Question

The enthalpy of combustion for octane (C8H18(l)), a key component of gasoline, is -5074 kJ/mol. The reaction equation is: C8H18(l) + 12.5O₂(g) → 8CO₂(g) + 9H₂O(g). What is the enthalpy change for this reaction?

1) -16CO₂(g) - 18H₂O(g) + 2C8H18(l) + 25O₂(g)
2) -8CO₂(g) - 9H₂O(g) + C8H18(l) + 12.5O₂(g)
3) -8CO₂(g) - 9H₂O(g) + 2C8H18(l) + 25O₂(g)
4) -16CO₂(g) - 18H₂O(g) + C8H18(l) + 12.5O₂(g)

Answer 1

The correct enthalpy change for the reaction in question is option 3, which reflects the doubled and reversed stoichiometry of the provided combustion reaction for octane, leading to an enthalpy change of -10148 kJ/mol.

Step-by-step explanation:

The enthalpy change for the combustion of octane (C8H18(l)) is given as -5074 kJ/mol for the following balanced chemical equation:

C8H18(l) + 12.5O2(g) → 8CO2(g) + 9H2O(g)

When examining the provided reaction options, it’s important to identify the one that reflects the correct stoichiometry when comparing it with the given enthalpy of combustion. Using stoichiometric analysis, if we reverse and double the given reaction, we would form:

2C8H18(l) + 25O2(g) → 16CO2(g) + 18H2O(g)

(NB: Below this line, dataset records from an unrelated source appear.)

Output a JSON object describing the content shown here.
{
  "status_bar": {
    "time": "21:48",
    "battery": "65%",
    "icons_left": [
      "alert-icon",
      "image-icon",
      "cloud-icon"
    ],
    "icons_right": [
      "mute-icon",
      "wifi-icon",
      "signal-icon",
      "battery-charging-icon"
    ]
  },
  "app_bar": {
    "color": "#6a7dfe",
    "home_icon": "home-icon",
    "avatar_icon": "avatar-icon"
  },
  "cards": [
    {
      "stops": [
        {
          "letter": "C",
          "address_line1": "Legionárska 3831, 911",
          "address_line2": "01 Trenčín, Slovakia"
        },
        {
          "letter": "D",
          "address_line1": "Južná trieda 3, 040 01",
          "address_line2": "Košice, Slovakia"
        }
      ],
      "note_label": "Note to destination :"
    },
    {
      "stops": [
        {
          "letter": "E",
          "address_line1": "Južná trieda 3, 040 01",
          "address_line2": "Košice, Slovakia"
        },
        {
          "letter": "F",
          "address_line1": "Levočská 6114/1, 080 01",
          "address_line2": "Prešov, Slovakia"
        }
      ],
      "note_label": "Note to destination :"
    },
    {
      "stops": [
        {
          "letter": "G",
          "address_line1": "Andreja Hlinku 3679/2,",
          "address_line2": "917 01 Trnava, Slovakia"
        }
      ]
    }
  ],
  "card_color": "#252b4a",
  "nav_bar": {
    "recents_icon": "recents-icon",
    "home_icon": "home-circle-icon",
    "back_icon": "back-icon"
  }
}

This is because when you reverse the reaction, the sign of the enthalpy change also reverses, and when you double the amounts of reactants and products, the enthalpy change doubles. Therefore, if the enthalpy change for the initial reaction is -5074 kJ/mol, for the doubled and reversed reaction, the enthalpy change would be +2(-5074 kJ/mol) = -10148 kJ/mol, which is the doubled amount because we have two moles of C8H18. Hence, the correct answer is the one which matches this stoichiometry which is option 3: -8CO2(g) - 9H2O(g) + 2C8H18(l) + 25O2(g).